Policing minister Vernon Coaker was grilled yesterday by a parliamentary committee looking into the G20 protests and police relations with the media.
The joint committee on human rights raised concerns about how the police handled the demonstrations in London on 1 April.
They asked Coaker whether the Metropolitan Police press team had over-stated the potential for violence and disruption – thereby encouraging journalists to take that line.
In a protacted reply, Coaker said: “This does demonstrate the importance of context, we’re all politicians, we’ve all said things that if you actually put it in one way you get one thing and if you put it in the other you get the completely opposite.”
He added: “They was reporting about the police saying about storming, and then actually when the transcripts were checked, there was no use of the word storming at all.
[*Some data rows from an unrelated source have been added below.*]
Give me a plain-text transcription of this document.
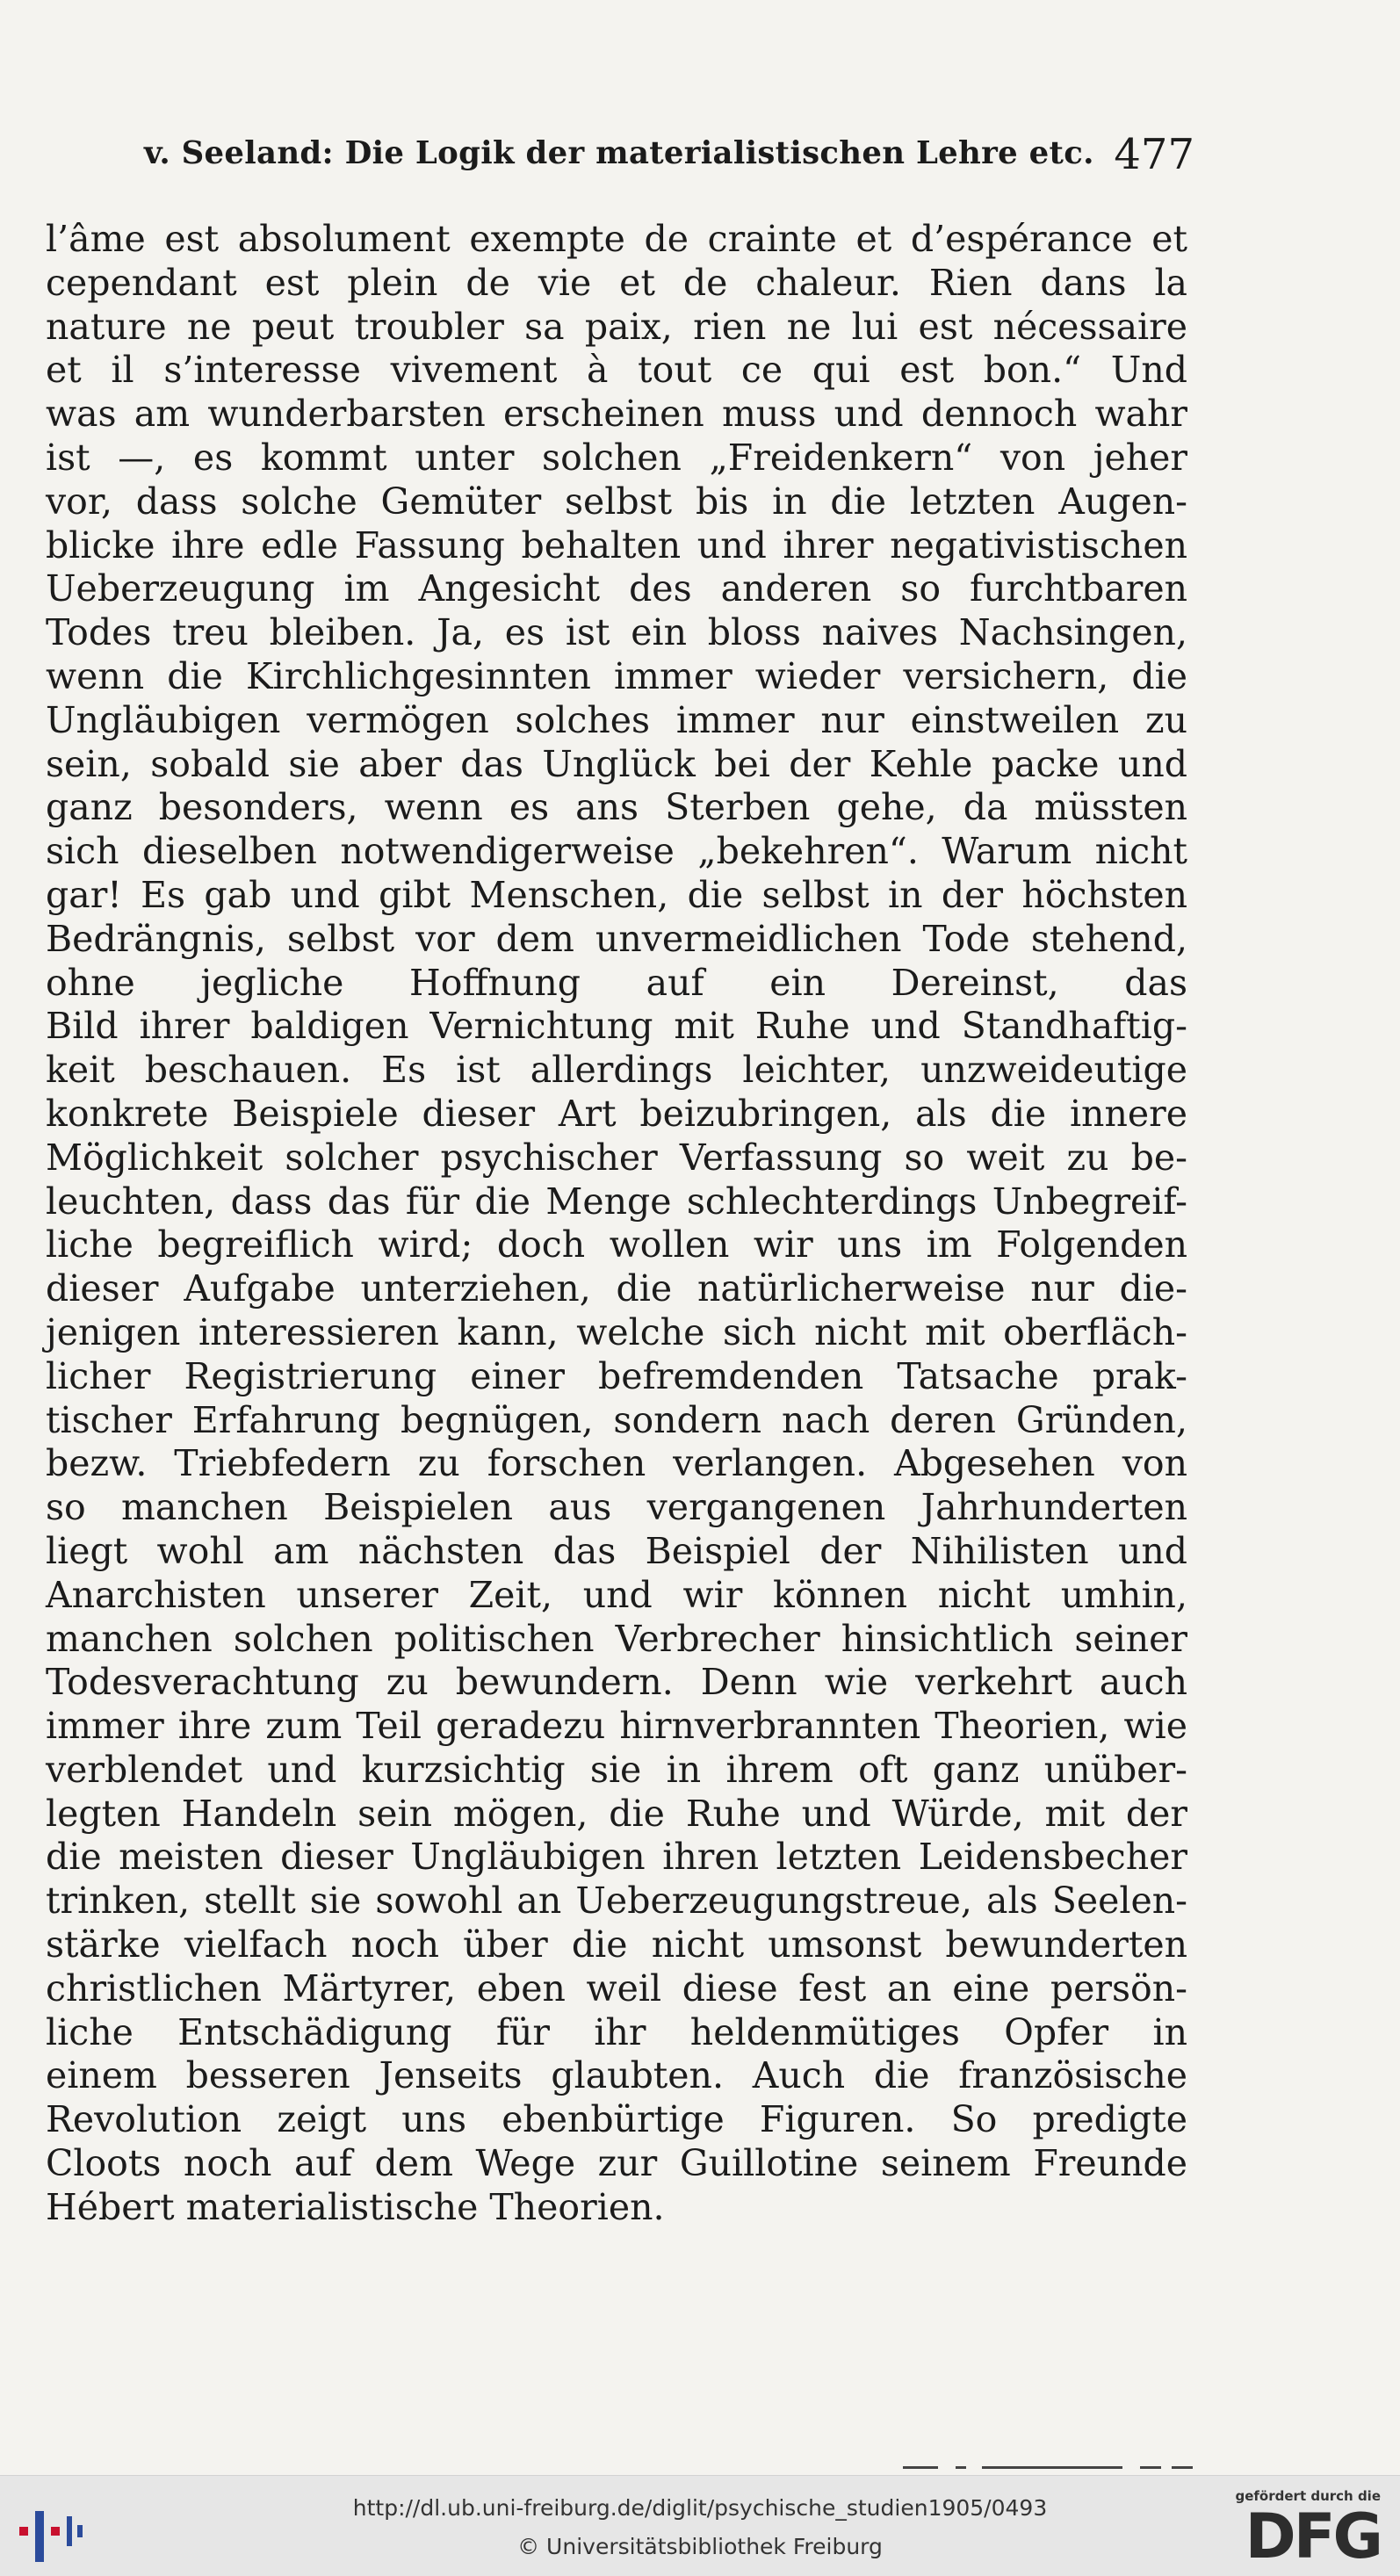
v. Seeland: Die Logik der materialistischen Lehre etc. 477
l’âme est absolument exempte de crainte et d’espérance et
cependant est plein de vie et de chaleur. Rien dans la
nature ne peut troubler sa paix, rien ne lui est nécessaire
et il s’interesse vivement à tout ce qui est bon.“ Und
was am wunderbarsten erscheinen muss und dennoch wahr
ist —, es kommt unter solchen „Freidenkern“ von jeher
vor, dass solche Gemüter selbst bis in die letzten Augen-
blicke ihre edle Fassung behalten und ihrer negativistischen
Ueberzeugung im Angesicht des anderen so furchtbaren
Todes treu bleiben. Ja, es ist ein bloss naives Nachsingen,
wenn die Kirchlichgesinnten immer wieder versichern, die
Ungläubigen vermögen solches immer nur einstweilen zu
sein, sobald sie aber das Unglück bei der Kehle packe und
ganz besonders, wenn es ans Sterben gehe, da müssten
sich dieselben notwendigerweise „bekehren“. Warum nicht
gar! Es gab und gibt Menschen, die selbst in der höchsten
Bedrängnis, selbst vor dem unvermeidlichen Tode stehend,
ohne jegliche Hoffnung auf ein Dereinst, das
Bild ihrer baldigen Vernichtung mit Ruhe und Standhaftig-
keit beschauen. Es ist allerdings leichter, unzweideutige
konkrete Beispiele dieser Art beizubringen, als die innere
Möglichkeit solcher psychischer Verfassung so weit zu be-
leuchten, dass das für die Menge schlechterdings Unbegreif-
liche begreiflich wird; doch wollen wir uns im Folgenden
dieser Aufgabe unterziehen, die natürlicherweise nur die-
jenigen interessieren kann, welche sich nicht mit oberfläch-
licher Registrierung einer befremdenden Tatsache prak-
tischer Erfahrung begnügen, sondern nach deren Gründen,
bezw. Triebfedern zu forschen verlangen. Abgesehen von
so manchen Beispielen aus vergangenen Jahrhunderten
liegt wohl am nächsten das Beispiel der Nihilisten und
Anarchisten unserer Zeit, und wir können nicht umhin,
manchen solchen politischen Verbrecher hinsichtlich seiner
Todesverachtung zu bewundern. Denn wie verkehrt auch
immer ihre zum Teil geradezu hirnverbrannten Theorien, wie
verblendet und kurzsichtig sie in ihrem oft ganz unüber-
legten Handeln sein mögen, die Ruhe und Würde, mit der
die meisten dieser Ungläubigen ihren letzten Leidensbecher
trinken, stellt sie sowohl an Ueberzeugungstreue, als Seelen-
stärke vielfach noch über die nicht umsonst bewunderten
christlichen Märtyrer, eben weil diese fest an eine persön-
liche Entschädigung für ihr heldenmütiges Opfer in
einem besseren Jenseits glaubten. Auch die französische
Revolution zeigt uns ebenbürtige Figuren. So predigte
Cloots noch auf dem Wege zur Guillotine seinem Freunde
Hébert materialistische Theorien.
http://dl.ub.uni-freiburg.de/diglit/psychische_studien1905/0493
© Universitätsbibliothek Freiburg
gefördert durch die
DFG
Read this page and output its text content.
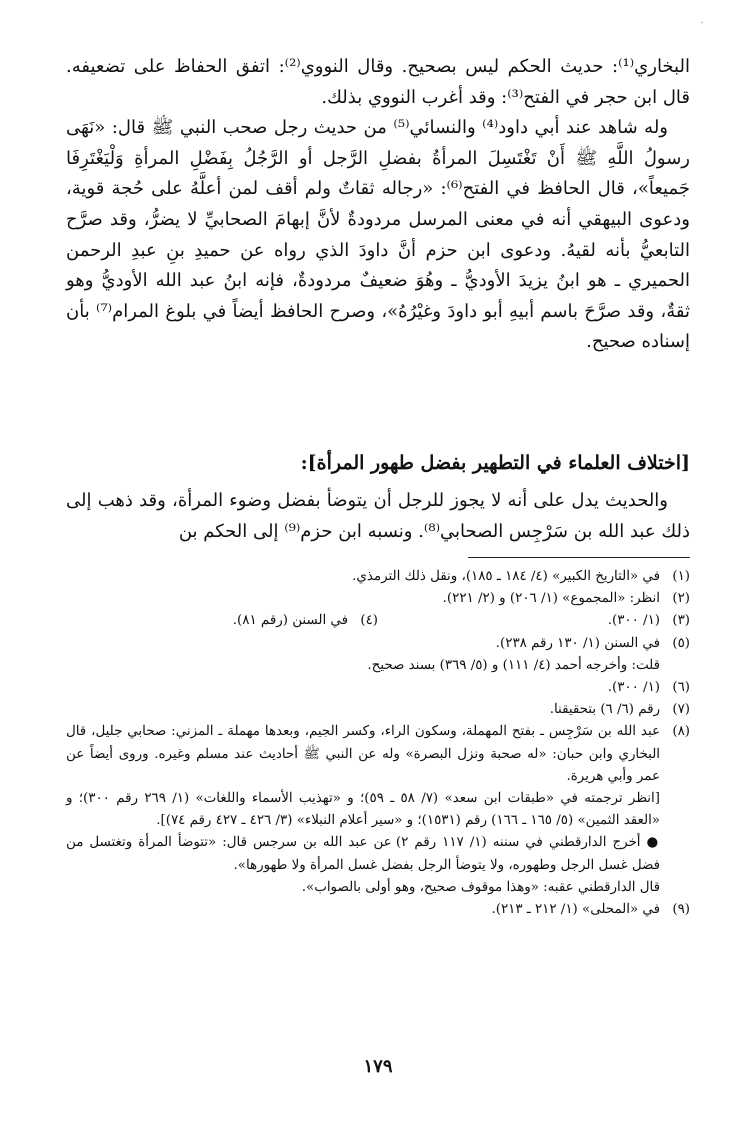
ˎ

البخاري⁽¹⁾: حديث الحكم ليس بصحيح. وقال النووي⁽²⁾: اتفق الحفاظ على تضعيفه. قال ابن حجر في الفتح⁽³⁾: وقد أغرب النووي بذلك.

وله شاهد عند أبي داود⁽⁴⁾ والنسائي⁽⁵⁾ من حديث رجل صحب النبي ﷺ قال: «نَهَى رسولُ اللَّهِ ﷺ أَنْ تَغْتَسِلَ المرأةُ بفضلِ الرَّجل أو الرَّجُلُ بِفَضْلِ المرأةِ وَلْيَغْتَرِفَا جَميعاً»، قال الحافظ في الفتح⁽⁶⁾: «رجاله ثقاتٌ ولم أقف لمن أعلَّهُ على حُجة قوية، ودعوى البيهقي أنه في معنى المرسل مردودةٌ لأنَّ إبهامَ الصحابيِّ لا يضرُّ، وقد صرَّح التابعيُّ بأنه لقيهُ. ودعوى ابن حزم أنَّ داودَ الذي رواه عن حميدِ بنِ عبدِ الرحمن الحميري ـ هو ابنُ يزيدَ الأوديُّ ـ وهُوَ ضعيفٌ مردودةٌ، فإنه ابنُ عبد الله الأوديُّ وهو ثقةٌ، وقد صرَّحَ باسم أبيهِ أبو داودَ وغيْرُهُ»، وصرح الحافظ أيضاً في بلوغ المرام⁽⁷⁾ بأن إسناده صحيح.

[اختلاف العلماء في التطهير بفضل طهور المرأة]:

والحديث يدل على أنه لا يجوز للرجل أن يتوضأ بفضل وضوء المرأة، وقد ذهب إلى ذلك عبد الله بن سَرْجِس الصحابي⁽⁸⁾. ونسبه ابن حزم⁽⁹⁾ إلى الحكم بن

(١)
في «التاريخ الكبير» (٤/ ١٨٤ ـ ١٨٥)، ونقل ذلك الترمذي.
(٢)
انظر: «المجموع» (١/ ٢٠٦) و (٢/ ٢٢١).
(٣)
(١/ ٣٠٠).
(٤)
في السنن (رقم ٨١).
(٥)
في السنن (١/ ١٣٠ رقم ٢٣٨).
قلت: وأخرجه أحمد (٤/ ١١١) و (٥/ ٣٦٩) بسند صحيح.
(٦)
(١/ ٣٠٠).
(٧)
رقم (٦/ ٦) بتحقيقنا.
(٨)
عبد الله بن سَرْجِس ـ بفتح المهملة، وسكون الراء، وكسر الجيم، وبعدها مهملة ـ المزني: صحابي جليل، قال البخاري وابن حبان: «له صحبة ونزل البصرة» وله عن النبي ﷺ أحاديث عند مسلم وغيره. وروى أيضاً عن عمر وأبي هريرة.
[انظر ترجمته في «طبقات ابن سعد» (٧/ ٥٨ ـ ٥٩)؛ و «تهذيب الأسماء واللغات» (١/ ٢٦٩ رقم ٣٠٠)؛ و «العقد الثمين» (٥/ ١٦٥ ـ ١٦٦) رقم (١٥٣١)؛ و «سير أعلام النبلاء» (٣/ ٤٢٦ ـ ٤٢٧ رقم ٧٤)].
● أخرج الدارقطني في سننه (١/ ١١٧ رقم ٢) عن عبد الله بن سرجس قال: «تتوضأ المرأة وتغتسل من فضل غسل الرجل وطهوره، ولا يتوضأ الرجل بفضل غسل المرأة ولا طهورها».
قال الدارقطني عقبه: «وهذا موقوف صحيح، وهو أولى بالصواب».
(٩)
في «المحلى» (١/ ٢١٢ ـ ٢١٣).
١٧٩
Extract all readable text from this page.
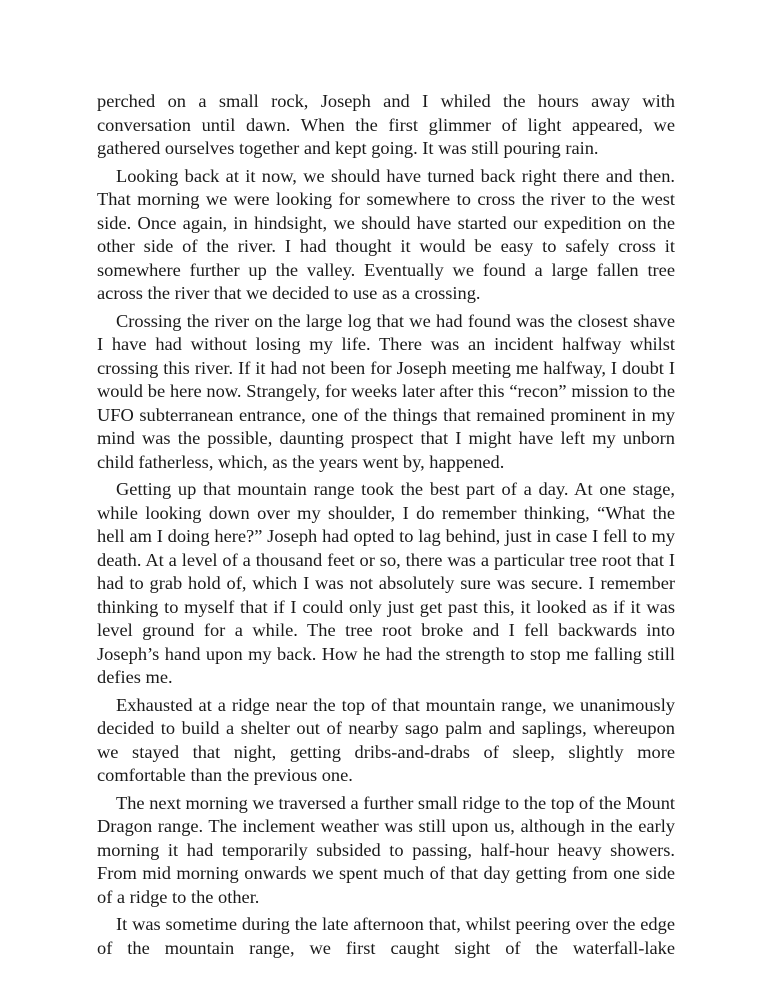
perched on a small rock, Joseph and I whiled the hours away with conversation until dawn. When the first glimmer of light appeared, we gathered ourselves together and kept going. It was still pouring rain.

Looking back at it now, we should have turned back right there and then. That morning we were looking for somewhere to cross the river to the west side. Once again, in hindsight, we should have started our expedition on the other side of the river. I had thought it would be easy to safely cross it somewhere further up the valley. Eventually we found a large fallen tree across the river that we decided to use as a crossing.

Crossing the river on the large log that we had found was the closest shave I have had without losing my life. There was an incident halfway whilst crossing this river. If it had not been for Joseph meeting me halfway, I doubt I would be here now. Strangely, for weeks later after this “recon” mission to the UFO subterranean entrance, one of the things that remained prominent in my mind was the possible, daunting prospect that I might have left my unborn child fatherless, which, as the years went by, happened.

Getting up that mountain range took the best part of a day. At one stage, while looking down over my shoulder, I do remember thinking, “What the hell am I doing here?” Joseph had opted to lag behind, just in case I fell to my death. At a level of a thousand feet or so, there was a particular tree root that I had to grab hold of, which I was not absolutely sure was secure. I remember thinking to myself that if I could only just get past this, it looked as if it was level ground for a while. The tree root broke and I fell backwards into Joseph’s hand upon my back. How he had the strength to stop me falling still defies me.

Exhausted at a ridge near the top of that mountain range, we unanimously decided to build a shelter out of nearby sago palm and saplings, whereupon we stayed that night, getting dribs-and-drabs of sleep, slightly more comfortable than the previous one.

The next morning we traversed a further small ridge to the top of the Mount Dragon range. The inclement weather was still upon us, although in the early morning it had temporarily subsided to passing, half-hour heavy showers. From mid morning onwards we spent much of that day getting from one side of a ridge to the other.

It was sometime during the late afternoon that, whilst peering over the edge of the mountain range, we first caught sight of the waterfall-lake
“I don’t think the media people deliberately go out to stoke things up but I do think they have to be aware that sometimes a word out of place can cause an awful lot of problems.”
Coaker was also asked by the committee about the effect anti-terror law was having on the press. Some photographers have complained that Section 76 of the 2008 Counter-Terrorism Act prevents them taking pictures of police.
He replied: “You can take pictures of police officers, you can take pictures of uniformed personnel, there is nothing in law that says you can’t do that.
“Frankly you can see it everyday outside parliament, people stood next to police officers, posing for photographs. So, y’know, there is nothing in law that says that.
“There are occasions when people are prevented from taking a photograph, and you kind of think: why are you being prevented from taking a photograph in this way?
“We know the intent of the legislature was the prevention of taking photographs of military personnel or police officers in a way which was about how to prepare for terrorist acts and it certainly shouldn’t be used for routine prevention of the taking of photos.”